ANTWORT: In Wirklichkeit hatte
das Phänomen des unverheirateten Zusammenlebens seinen Anfang in den
wohlhabenden und gebildeten Schichten, die ideologisch eher fortschrittlich
eingestellt waren und daher die Eheschließung als einen „kleinbürgerlichen
Brauch“ ablehnten. Das Aufkommen der „Lebenspartnerschaften“ war daher nicht
von wirtschaftlichen Faktoren bestimmt, sondern eher von einer Ideologie, die
es sich zum Ziel gesetzt hatte, die Familie als Sinnbild der Tradition zu
bekämpfen. Diese von den Massenmedien propagierte Ablehnung hat mit der Zeit
einen Prozess ausgelöst, der alle Bereiche der Gesellschaft durchdrungen hat.
„Die Zeit, in der wir leben, macht die Tendenz zu einer
Beschränkung des Familienkerns auf den Umfang von zwei Generationen
offenkundig. Dies hat seinen Grund oft in dem nur beschränkt vorhandenen
Wohnraum, insbesondere in den großen Städten. Nicht selten liegt es aber auch
in der Überzeugung begründet, mehrere Generationen zusammen störten die
Vertraulichkeit und erschwerten zu sehr das Leben“ (hl. Johannes Paul II., Gratissimam
sane, Brief an die Familien, vom 2. Februar 1994, Nr. 10).

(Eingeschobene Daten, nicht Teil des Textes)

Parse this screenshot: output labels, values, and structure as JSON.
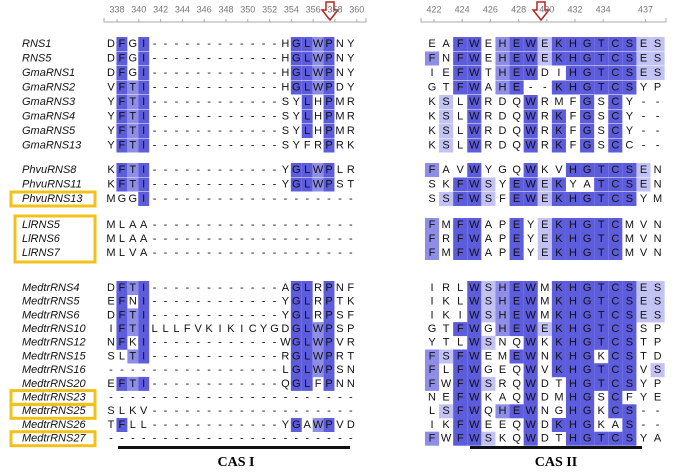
{
  "ruler_left": [
    338,
    340,
    342,
    344,
    346,
    348,
    350,
    352,
    354,
    356,
    358,
    360
  ],
  "ruler_right": [
    422,
    424,
    426,
    428,
    430,
    432,
    434,
    437
  ],
  "groups": [
    {
      "rows": [
        {
          "name": "RNS1",
          "left": "DFGI------------HGLWPNY",
          "right": "EAFWEHEWEKHGTCSES"
        },
        {
          "name": "RNS5",
          "left": "DFGI------------HGLWPNY",
          "right": "FNFWEHEWEKHGTCSES"
        },
        {
          "name": "GmaRNS1",
          "left": "DFGI------------HGLWPNY",
          "right": "IEFWTHEWDIHGTCSES"
        },
        {
          "name": "GmaRNS2",
          "left": "VFTI------------HGLWPDY",
          "right": "GTFWAHE--KHGTCSYP"
        },
        {
          "name": "GmaRNS3",
          "left": "YFTI------------SYLHPMR",
          "right": "KSLWRDQWRMFGSCY--"
        },
        {
          "name": "GmaRNS4",
          "left": "YFTI------------SYLHPMR",
          "right": "KSLWRDQWRKFGSCY--"
        },
        {
          "name": "GmaRNS5",
          "left": "YFTI------------SYLHPMR",
          "right": "KSLWRDQWRKFGSCY--"
        },
        {
          "name": "GmaRNS13",
          "left": "YFTI------------SYFRPRK",
          "right": "KSLWRDQWRKFGSCC--"
        }
      ]
    },
    {
      "rows": [
        {
          "name": "PhvuRNS8",
          "left": "KFTI------------YGLWPLR",
          "right": "FAVWYGQWKVHGTCSEN"
        },
        {
          "name": "PhvuRNS11",
          "left": "KFTI------------YGLWPST",
          "right": "SKFWSYEWEKYATCSEN"
        },
        {
          "name": "PhvuRNS13",
          "boxed": true,
          "left": "MGGI-------------------",
          "right": "SSFWSFEWEKHGTCSYM"
        }
      ]
    },
    {
      "boxed": true,
      "rows": [
        {
          "name": "LlRNS5",
          "left": "MLAA-------------------",
          "right": "FMFWAPEYEKHGTCMVN"
        },
        {
          "name": "LlRNS6",
          "left": "MLAA-------------------",
          "right": "FRFWAPEYEKHGTCMVN"
        },
        {
          "name": "LlRNS7",
          "left": "MLVA-------------------",
          "right": "FMFWAPEYEKHGTCMVN"
        }
      ]
    },
    {
      "rows": [
        {
          "name": "MedtrRNS4",
          "left": "DFTI------------AGLRPNF",
          "right": "IRLWSHEWMKHGTCSES"
        },
        {
          "name": "MedtrRNS5",
          "left": "EFNI------------YGLRPTK",
          "right": "IKLWSHEWMKHGTCSES"
        },
        {
          "name": "MedtrRNS6",
          "left": "DFTI------------YGLRPSF",
          "right": "IKIWSHEWMKHGTCSES"
        },
        {
          "name": "MedtrRNS10",
          "left": "IFTILLLFVKIKICYGDGLWPSP",
          "right": "GTFWGHEWEKHGTCSSP"
        },
        {
          "name": "MedtrRNS12",
          "left": "NFKI------------WGLWPVR",
          "right": "YTLWSNQWKKHGTCSTP"
        },
        {
          "name": "MedtrRNS15",
          "left": "SLTI------------RGLWPRT",
          "right": "FSFWEMEWNKHGKCSTD"
        },
        {
          "name": "MedtrRNS16",
          "left": "----------------LGLWPSN",
          "right": "FLFWGEQWVKHGTCSVS"
        },
        {
          "name": "MedtrRNS20",
          "left": "EFTI------------QGLFPNN",
          "right": "FWFWSRQWDTHGTCSYP"
        },
        {
          "name": "MedtrRNS23",
          "boxed": true,
          "left": "-----------------------",
          "right": "NEFWKAQWDMHGSCFYE"
        },
        {
          "name": "MedtrRNS25",
          "boxed": true,
          "left": "SLKV-------------------",
          "right": "LSFWQHEWNGHGKCS--"
        },
        {
          "name": "MedtrRNS26",
          "left": "TFLL------------YGAWPVD",
          "right": "IKFWEEQWDKHGKAS--"
        },
        {
          "name": "MedtrRNS27",
          "boxed": true,
          "left": "-----------------------",
          "right": "FWFWSKQWDTHGTCSYA"
        }
      ]
    }
  ],
  "labels": {
    "cas1": "CAS I",
    "cas2": "CAS II"
  }
}
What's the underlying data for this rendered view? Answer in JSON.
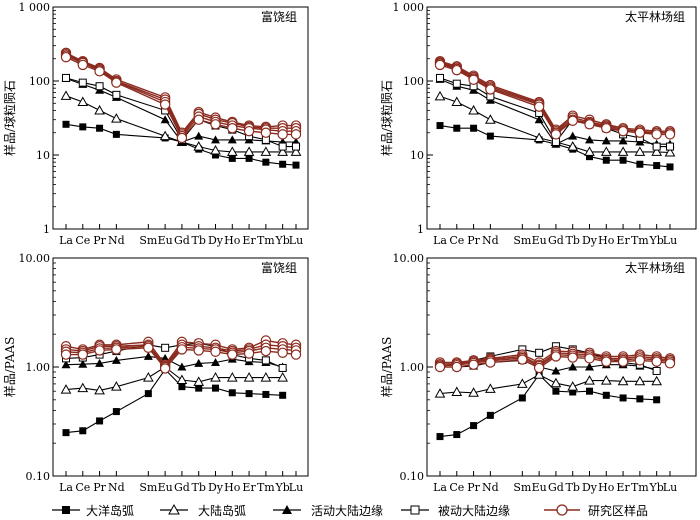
{
  "legend": [
    {
      "key": "ocean",
      "label": "大洋岛弧",
      "marker": "filled-square"
    },
    {
      "key": "contarc",
      "label": "大陆岛弧",
      "marker": "open-triangle"
    },
    {
      "key": "active",
      "label": "活动大陆边缘",
      "marker": "filled-triangle"
    },
    {
      "key": "passive",
      "label": "被动大陆边缘",
      "marker": "open-square"
    },
    {
      "key": "study",
      "label": "研究区样品",
      "marker": "open-circle"
    }
  ],
  "colors": {
    "reference": "#000000",
    "study": "#8b2a1e"
  },
  "chart_data": [
    {
      "type": "line",
      "title": "富饶组",
      "ylabel": "样品/球粒陨石",
      "yscale": "log",
      "ylim": [
        1,
        1000
      ],
      "yticks": [
        1,
        10,
        100,
        1000
      ],
      "ytick_labels": [
        "1",
        "10",
        "100",
        "1 000"
      ],
      "categories": [
        "La",
        "Ce",
        "Pr",
        "Nd",
        "Sm",
        "Eu",
        "Gd",
        "Tb",
        "Dy",
        "Ho",
        "Er",
        "Tm",
        "Yb",
        "Lu"
      ],
      "series": [
        {
          "name": "大洋岛弧",
          "values": [
            26,
            24,
            23,
            19,
            null,
            17,
            15,
            12,
            10,
            9,
            9,
            8,
            7.5,
            7.3
          ]
        },
        {
          "name": "大陆岛弧",
          "values": [
            63,
            52,
            40,
            31,
            null,
            18,
            15,
            13,
            11.5,
            11,
            11,
            11,
            11,
            11
          ]
        },
        {
          "name": "活动大陆边缘",
          "values": [
            108,
            90,
            75,
            60,
            null,
            30,
            15,
            18,
            16,
            16,
            16,
            15.5,
            15,
            15
          ]
        },
        {
          "name": "被动大陆边缘",
          "values": [
            110,
            95,
            85,
            65,
            null,
            40,
            16,
            30,
            25,
            22,
            18,
            16,
            13,
            13
          ]
        },
        {
          "name": "研究区样品",
          "values": [
            [
              240,
              185,
              150,
              105,
              null,
              60,
              20,
              38,
              32,
              28,
              25,
              24,
              25,
              25
            ],
            [
              230,
              180,
              145,
              100,
              null,
              56,
              19,
              36,
              30,
              27,
              24,
              23,
              23,
              23
            ],
            [
              220,
              175,
              140,
              98,
              null,
              52,
              18,
              33,
              28,
              25,
              23,
              22,
              21,
              21
            ],
            [
              210,
              165,
              135,
              95,
              null,
              48,
              17,
              30,
              26,
              23,
              21,
              20,
              19,
              19
            ]
          ]
        }
      ]
    },
    {
      "type": "line",
      "title": "太平林场组",
      "ylabel": "样品/球粒陨石",
      "yscale": "log",
      "ylim": [
        1,
        1000
      ],
      "yticks": [
        1,
        10,
        100,
        1000
      ],
      "ytick_labels": [
        "1",
        "10",
        "100",
        "1 000"
      ],
      "categories": [
        "La",
        "Ce",
        "Pr",
        "Nd",
        "Sm",
        "Eu",
        "Gd",
        "Tb",
        "Dy",
        "Ho",
        "Er",
        "Tm",
        "Yb",
        "Lu"
      ],
      "series": [
        {
          "name": "大洋岛弧",
          "values": [
            25,
            23,
            23,
            18,
            null,
            16,
            14,
            12,
            9.5,
            8.5,
            8.5,
            7.5,
            7.2,
            6.9
          ]
        },
        {
          "name": "大陆岛弧",
          "values": [
            62,
            52,
            40,
            30,
            null,
            17,
            15,
            13,
            11,
            11,
            11,
            11,
            11,
            10.8
          ]
        },
        {
          "name": "活动大陆边缘",
          "values": [
            105,
            85,
            75,
            55,
            null,
            30,
            14,
            18,
            16,
            15.5,
            15.5,
            15,
            14,
            14
          ]
        },
        {
          "name": "被动大陆边缘",
          "values": [
            110,
            92,
            85,
            62,
            null,
            37,
            15,
            30,
            26,
            23,
            19,
            17,
            13,
            13
          ]
        },
        {
          "name": "研究区样品",
          "values": [
            [
              185,
              158,
              118,
              88,
              null,
              52,
              22,
              34,
              30,
              26,
              23,
              22,
              21,
              21
            ],
            [
              178,
              152,
              113,
              84,
              null,
              50,
              21,
              32,
              28,
              25,
              22,
              21,
              20,
              20
            ],
            [
              172,
              146,
              108,
              80,
              null,
              48,
              20,
              30,
              27,
              24,
              21,
              20,
              20,
              20
            ],
            [
              165,
              140,
              104,
              77,
              null,
              45,
              19,
              29,
              26,
              23,
              21,
              20,
              19,
              19
            ]
          ]
        }
      ]
    },
    {
      "type": "line",
      "title": "富饶组",
      "ylabel": "样品/PAAS",
      "yscale": "log",
      "ylim": [
        0.1,
        10
      ],
      "yticks": [
        0.1,
        1,
        10
      ],
      "ytick_labels": [
        "0.10",
        "1.00",
        "10.00"
      ],
      "categories": [
        "La",
        "Ce",
        "Pr",
        "Nd",
        "Sm",
        "Eu",
        "Gd",
        "Tb",
        "Dy",
        "Ho",
        "Er",
        "Tm",
        "Yb",
        "Lu"
      ],
      "series": [
        {
          "name": "大洋岛弧",
          "values": [
            0.25,
            0.26,
            0.32,
            0.39,
            0.57,
            0.95,
            0.66,
            0.64,
            0.64,
            0.58,
            0.57,
            0.56,
            0.55,
            null
          ]
        },
        {
          "name": "大陆岛弧",
          "values": [
            0.62,
            0.64,
            0.61,
            0.66,
            0.8,
            1.0,
            0.76,
            0.73,
            0.8,
            0.8,
            0.8,
            0.8,
            0.8,
            null
          ]
        },
        {
          "name": "活动大陆边缘",
          "values": [
            1.05,
            1.06,
            1.08,
            1.15,
            1.25,
            1.2,
            1.0,
            1.08,
            1.1,
            1.18,
            1.12,
            1.1,
            1.0,
            null
          ]
        },
        {
          "name": "被动大陆边缘",
          "values": [
            1.2,
            1.22,
            1.3,
            1.4,
            1.6,
            1.5,
            1.6,
            1.65,
            1.55,
            1.3,
            1.2,
            1.15,
            0.98,
            null
          ]
        },
        {
          "name": "研究区样品",
          "values": [
            [
              1.55,
              1.45,
              1.6,
              1.6,
              1.7,
              1.05,
              1.7,
              1.65,
              1.6,
              1.45,
              1.5,
              1.75,
              1.65,
              1.6
            ],
            [
              1.45,
              1.4,
              1.55,
              1.55,
              1.6,
              1.02,
              1.6,
              1.55,
              1.5,
              1.4,
              1.45,
              1.6,
              1.55,
              1.5
            ],
            [
              1.38,
              1.35,
              1.48,
              1.5,
              1.55,
              1.0,
              1.52,
              1.48,
              1.45,
              1.35,
              1.4,
              1.5,
              1.45,
              1.42
            ],
            [
              1.3,
              1.3,
              1.42,
              1.45,
              1.5,
              0.97,
              1.45,
              1.42,
              1.38,
              1.3,
              1.33,
              1.4,
              1.35,
              1.3
            ]
          ]
        }
      ]
    },
    {
      "type": "line",
      "title": "太平林场组",
      "ylabel": "样品/PAAS",
      "yscale": "log",
      "ylim": [
        0.1,
        10
      ],
      "yticks": [
        0.1,
        1,
        10
      ],
      "ytick_labels": [
        "0.10",
        "1.00",
        "10.00"
      ],
      "categories": [
        "La",
        "Ce",
        "Pr",
        "Nd",
        "Sm",
        "Eu",
        "Gd",
        "Tb",
        "Dy",
        "Ho",
        "Er",
        "Tm",
        "Yb",
        "Lu"
      ],
      "series": [
        {
          "name": "大洋岛弧",
          "values": [
            0.23,
            0.24,
            0.29,
            0.36,
            0.52,
            0.85,
            0.6,
            0.59,
            0.6,
            0.55,
            0.52,
            0.51,
            0.5,
            null
          ]
        },
        {
          "name": "大陆岛弧",
          "values": [
            0.57,
            0.59,
            0.58,
            0.63,
            0.7,
            0.85,
            0.71,
            0.66,
            0.75,
            0.75,
            0.74,
            0.74,
            0.74,
            null
          ]
        },
        {
          "name": "活动大陆边缘",
          "values": [
            1.0,
            1.0,
            1.02,
            1.1,
            1.15,
            1.0,
            0.92,
            1.0,
            1.0,
            1.05,
            1.05,
            1.02,
            0.95,
            null
          ]
        },
        {
          "name": "被动大陆边缘",
          "values": [
            1.02,
            1.05,
            1.15,
            1.25,
            1.45,
            1.35,
            1.55,
            1.45,
            1.35,
            1.2,
            1.1,
            1.05,
            0.92,
            null
          ]
        },
        {
          "name": "研究区样品",
          "values": [
            [
              1.1,
              1.1,
              1.15,
              1.2,
              1.3,
              1.1,
              1.4,
              1.38,
              1.35,
              1.25,
              1.25,
              1.3,
              1.25,
              1.2
            ],
            [
              1.06,
              1.07,
              1.12,
              1.17,
              1.25,
              1.05,
              1.35,
              1.32,
              1.3,
              1.2,
              1.2,
              1.25,
              1.2,
              1.16
            ],
            [
              1.03,
              1.04,
              1.09,
              1.14,
              1.21,
              1.02,
              1.3,
              1.27,
              1.25,
              1.16,
              1.16,
              1.2,
              1.16,
              1.12
            ],
            [
              1.0,
              1.0,
              1.05,
              1.1,
              1.17,
              0.98,
              1.25,
              1.22,
              1.2,
              1.12,
              1.12,
              1.15,
              1.12,
              1.08
            ]
          ]
        }
      ]
    }
  ]
}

21. FRAGE: Heißt das, dass die Krise der Familie weniger durch soziologische als
durch psychologische Faktoren verursacht wurde, also durch „ein narzisstisches, instabiles
und veränderliches Gefühlsleben, das dem Einzelnen nicht immer hilft, zu
reifen“ (Relatio
Synodi, Nr. 10)?
ANTWORT: Diese abnormen
psychologischen Faktoren sind weniger der Ursprung der Familienkrise als deren
Symptome. Ihre Heilung verlangt eine korrekte Sicht des Menschen, seines geistlichen
Lebens, seiner übernatürlichen Bestimmung. Ohne auf die Anwendung natürlicher
Hilfsmittel zu verzichten, muss die pastorale Lösung der gegenwärtigen Krise
sich zuallererst auf die Glaubenswahrheiten und auf die Übung der übernatürlichen
Tugenden begründen. Wir werden noch auf diesen Punkt zurückkommen.